Dr. Mary E. Muscari, co-author of The Everything Guide to Raising Adolescent Girls and The Everything Guide to Raising Adolescent Boys (Adams Media, 2008), advises, "Being a positive role model is critical for parents since children learn by modeling behavior, not by simply being told what to do. However, being a positive role model is not the same as qualifying for canonization."

The Angel Myth

Chances are you weren't an absolute angel. Guess what? Your teen probably suspects this! So, will she think you're hypocritical if you pretend you were? Some parents fear that if their teen knows they weren't completely virtuous, their teen's perspective of them might change, and she might scoff at future parental advice.

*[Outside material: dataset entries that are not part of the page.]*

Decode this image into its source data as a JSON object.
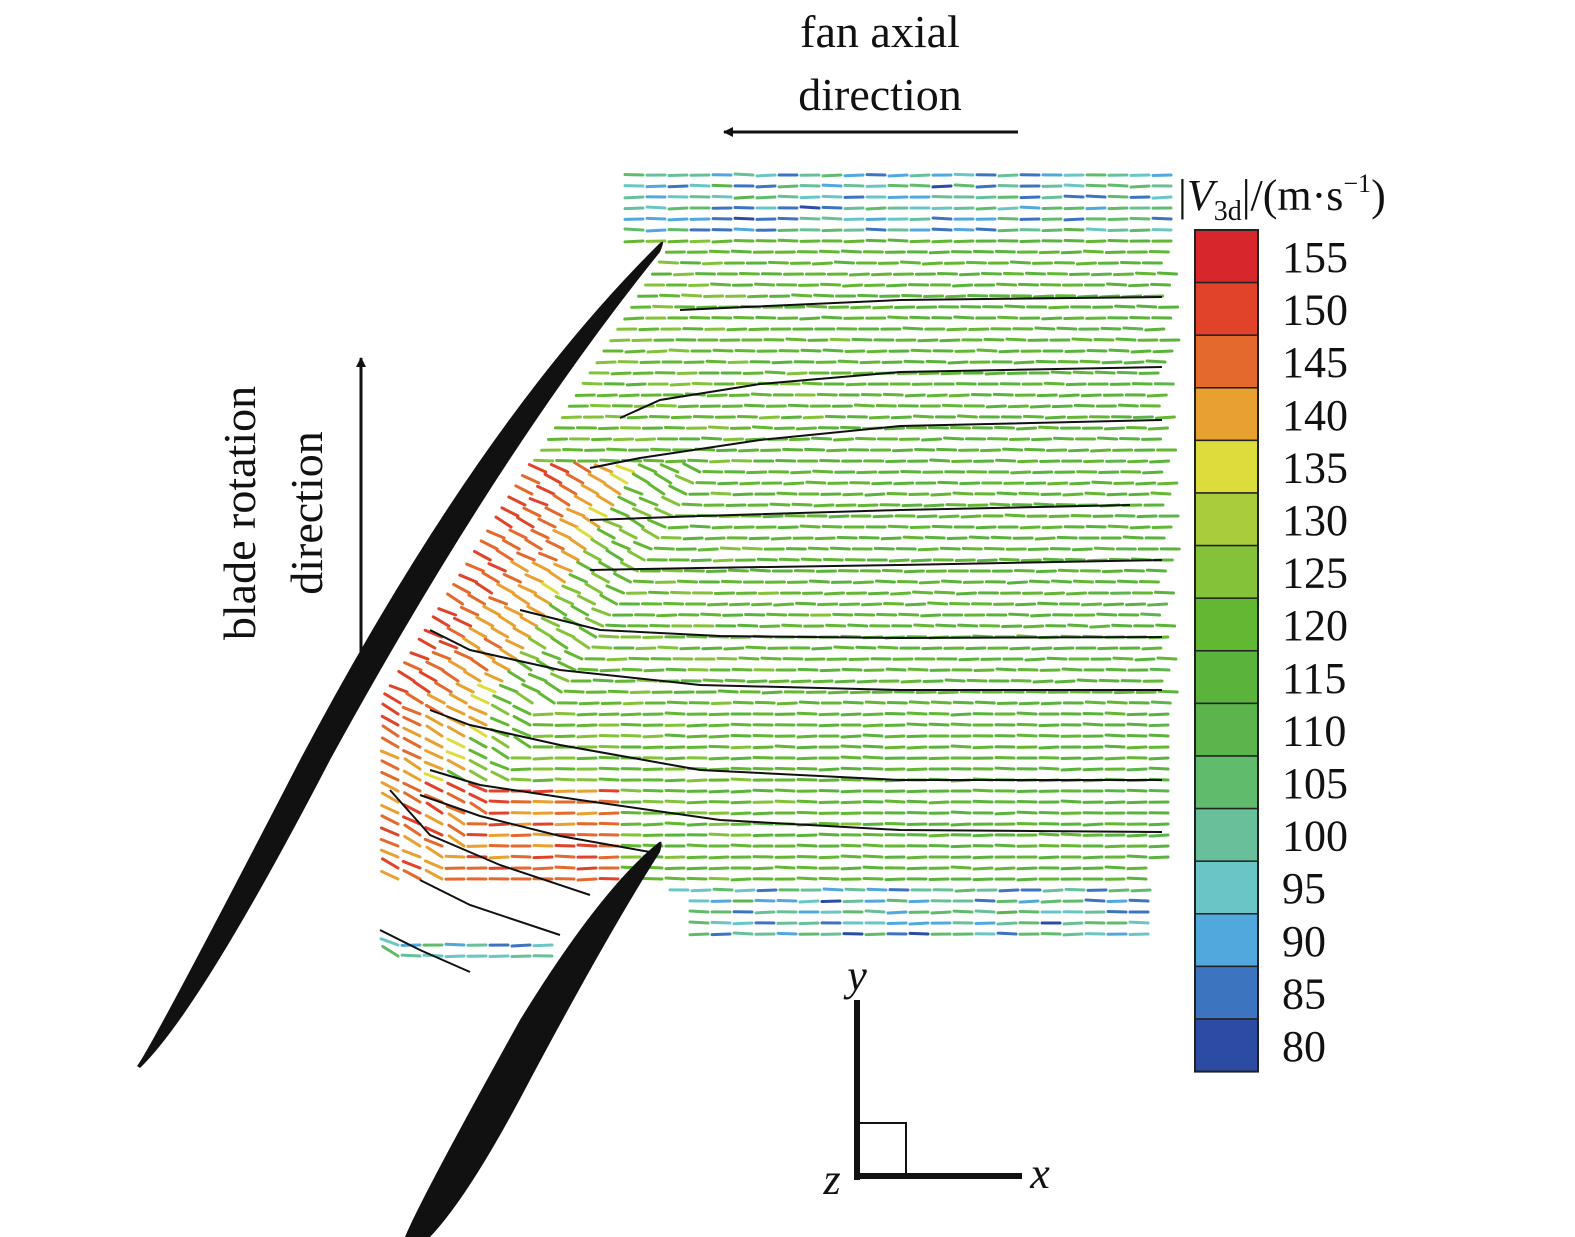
{
  "annotations": {
    "axial_line1": "fan axial",
    "axial_line2": "direction",
    "rotation_line1": "blade rotation",
    "rotation_line2": "direction"
  },
  "colorbar": {
    "title_prefix": "|",
    "title_var": "V",
    "title_sub": "3d",
    "title_mid": "|/(m·s",
    "title_sup": "−1",
    "title_end": ")",
    "levels": [
      "155",
      "150",
      "145",
      "140",
      "135",
      "130",
      "125",
      "120",
      "115",
      "110",
      "105",
      "100",
      "95",
      "90",
      "85",
      "80"
    ],
    "colors": [
      "#d7262c",
      "#e0432a",
      "#e4692c",
      "#e8a030",
      "#dcdc3c",
      "#a8cc3c",
      "#84c23a",
      "#62b832",
      "#5ab43c",
      "#5cb54c",
      "#60bc6c",
      "#68c09a",
      "#6ac6c6",
      "#50a8dc",
      "#3c74c0",
      "#2c4ca4"
    ]
  },
  "axes_triad": {
    "x": "x",
    "y": "y",
    "z": "z"
  }
}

Muscari explains, "Children learn how we handle mistakes and how we grow from them. Talking to your teens about your own stumbles through adolescence shows them that anyone can easily take the wrong path but that it takes courage to get back on the right one."

Is Absolute Honesty the Best Policy?

Studies show that teens are less likely to use drugs or dabble in other risky behaviors when their parents have talked to them about the risks. However, personal details parents choose to share with their teen should depend on their teen's personality, history, and maturity level. Teens are smart enough to know that their parents weren't perfect and likely made mistakes of their own. However, there are certain topics which parents might feel are better kept private, particularly if they suspect a well-you-did-it-why-can't-I attitude.

If your teen asks about your past, consider this an opportunity to open up communication with him. Total disclosure is not necessary to gain the trust of your teen. Find out why he's asking questions. What is going on in his world? Discuss how peer pressure affected you. If you choose to talk about your past mistakes, don't glorify risky behavior. Instead, share how poor choices resulted in negative consequences.

Muscari explains, "It's a judgment call. There are just too many variations among parents and teens to have a one-size-fits-all framework for anything. If you fear that disclosure will result in dangerous risk-taking, don't tell. We don't need to clean everything out of our closets!"


  • "Honesty isn't always the best policy. There are certain topics that I believe should be taboo. An adolescent's world is more black and white. Certain sexual, criminal, or drug related topics should be capped like the oil well in the gulf."
    Dr. Julian Hertzog - Fulton, MO
  • "Parents in my son's private school in Manhattan were divided about what to tell their teens. I was in the "truthful" camp - but only when asked. I didn't volunteer information."